E invece il mondo è complesso e se non insegni a convivere con la complessità, insegni a convivere con la morte anticipata.

La cravatta la madonna la campagna


La bici abbandonata tra il granoturco, le pannocchie grasse che rimbalzano tra le braccia, una corsa di sera per giungere là, là in fondo, dove si vede la campana che domina la campagna monferrina.

La chiesa buia, con la sola luce delle candele di notte, mi accoglie calorosa tra le sue navate. Trovo la cravatta appoggiata sull’altare, mi spoglio, la indosso, lo guardo, è nascosto. Dietro la tenda del confessionale sta pregando il pretino di campagna, con la passione per le cravatte, per i giovani dal petto glabro, per la madonna che lacrima gocce di vita.

Mi siedo, con la sola cravatta indosso, lui prega, io guardo la madonna, la madonna mi guarda, la guardo, ancora con gli occhi che sono quasi chiusi, per riuscire ad immaginare un amplesso impossibile. Lui prega a voce sempre più alta, io muovo le mani freneticamente, lo so che mi spia da dietro la tenda, gli basta questo.
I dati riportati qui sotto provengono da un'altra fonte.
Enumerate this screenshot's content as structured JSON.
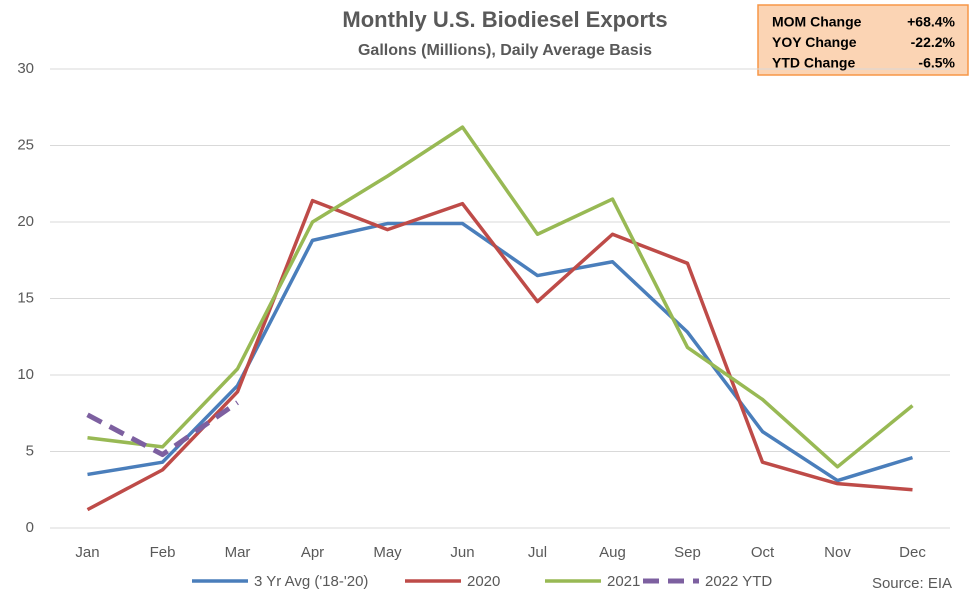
{
  "chart_data": {
    "type": "line",
    "title": "Monthly U.S. Biodiesel Exports",
    "subtitle": "Gallons (Millions), Daily Average Basis",
    "source": "Source: EIA",
    "annotations": [
      {
        "label": "MOM Change",
        "value": "+68.4%"
      },
      {
        "label": "YOY Change",
        "value": "-22.2%"
      },
      {
        "label": "YTD Change",
        "value": "-6.5%"
      }
    ],
    "categories": [
      "Jan",
      "Feb",
      "Mar",
      "Apr",
      "May",
      "Jun",
      "Jul",
      "Aug",
      "Sep",
      "Oct",
      "Nov",
      "Dec"
    ],
    "series": [
      {
        "name": "3 Yr Avg ('18-'20)",
        "color": "#4a7ebb",
        "dashed": false,
        "values": [
          3.5,
          4.3,
          9.3,
          18.8,
          19.9,
          19.9,
          16.5,
          17.4,
          12.8,
          6.3,
          3.1,
          4.6
        ]
      },
      {
        "name": "2020",
        "color": "#be4b48",
        "dashed": false,
        "values": [
          1.2,
          3.8,
          8.9,
          21.4,
          19.5,
          21.2,
          14.8,
          19.2,
          17.3,
          4.3,
          2.9,
          2.5
        ]
      },
      {
        "name": "2021",
        "color": "#98b954",
        "dashed": false,
        "values": [
          5.9,
          5.3,
          10.4,
          20.0,
          23.0,
          26.2,
          19.2,
          21.5,
          11.8,
          8.4,
          4.0,
          8.0
        ]
      },
      {
        "name": "2022 YTD",
        "color": "#7d60a0",
        "dashed": true,
        "values": [
          7.4,
          4.8,
          8.2,
          null,
          null,
          null,
          null,
          null,
          null,
          null,
          null,
          null
        ]
      }
    ],
    "ylim": [
      0,
      30
    ],
    "yticks": [
      0,
      5,
      10,
      15,
      20,
      25,
      30
    ],
    "grid": true
  }
}
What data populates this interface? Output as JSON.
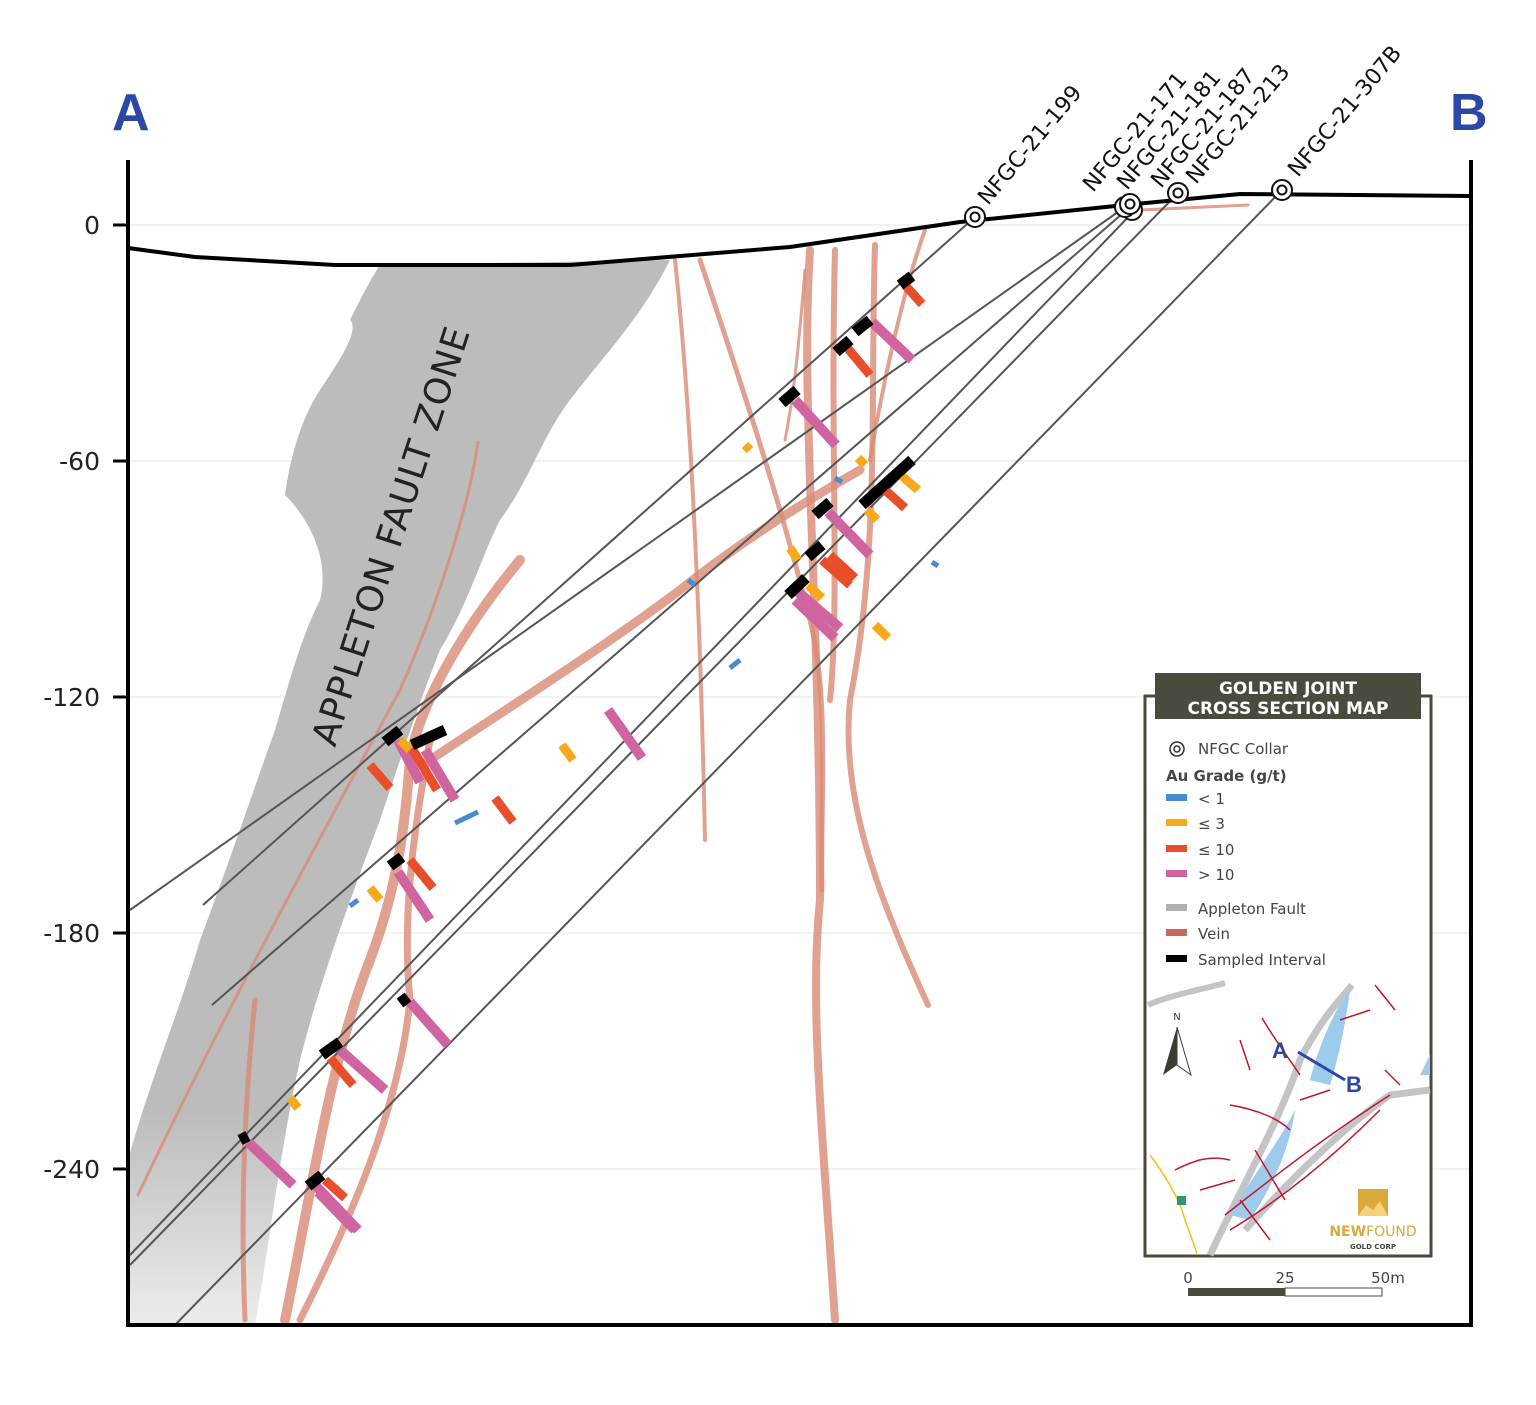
{
  "section": {
    "start_label": "A",
    "end_label": "B"
  },
  "y_axis": {
    "ticks": [
      "0",
      "-60",
      "-120",
      "-180",
      "-240"
    ]
  },
  "fault_zone_label": "APPLETON FAULT ZONE",
  "drill_holes": [
    "NFGC-21-199",
    "NFGC-21-171",
    "NFGC-21-181",
    "NFGC-21-187",
    "NFGC-21-213",
    "NFGC-21-307B"
  ],
  "legend": {
    "title_line1": "GOLDEN JOINT",
    "title_line2": "CROSS SECTION MAP",
    "collar": "NFGC Collar",
    "grade_heading": "Au Grade (g/t)",
    "grades": [
      {
        "label": "< 1",
        "color": "#4a8bd0"
      },
      {
        "label": "≤ 3",
        "color": "#f7a81b"
      },
      {
        "label": "≤ 10",
        "color": "#e84e2a"
      },
      {
        "label": "> 10",
        "color": "#d064a0"
      }
    ],
    "features": [
      {
        "label": "Appleton Fault",
        "color": "#b0b0b3"
      },
      {
        "label": "Vein",
        "color": "#c8665a"
      },
      {
        "label": "Sampled Interval",
        "color": "#000000"
      }
    ],
    "map": {
      "north": "N",
      "a": "A",
      "b": "B"
    },
    "logo": {
      "name1": "NEW",
      "name2": "FOUND",
      "sub": "GOLD CORP"
    },
    "scale": [
      "0",
      "25",
      "50m"
    ]
  }
}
Andiamoa avanti così per tanti mesi, ogni volta una cravatta nuova in regalo, fino a quando un giorno mi dice basta. Mi stanno spuntando i primi peli sul petto e quindi il gioco non è più divertente per lui. Non me lo dice ma lo capisco.

E mi ritiro, con una collezione di cravatte mai usate, chiuse in una valigetta in soffitta, con il ricordo dellla madonna che mi guarda, prima bella sorridente, poi accecata dalla mia furia eiaculatoria, poi di nuovo pulita il giorno della Messa.

Inno a lei


Se morte mi cogliesse improvvisa, sarei pronto a riceverla soavemente,

Se morte mi trovasse sospeso a sorridere, sarei pronto a donarle l’emozione,

Se morte mi rubasse il tempo, sarei pronto a regalarle l’eternità.

Passeggiando mi ritrovo ad essere felice per la mia vita, una vita orientata alla morte, sempre presente, una vita consacrata alla morte che ogni giorno permette di crescere, di tendere verso l’Amore senza perdere lo spirito del tempo.

Non la chiedo, verrà da sola quando sarà il momento, ma sarà un attimo d’estasi.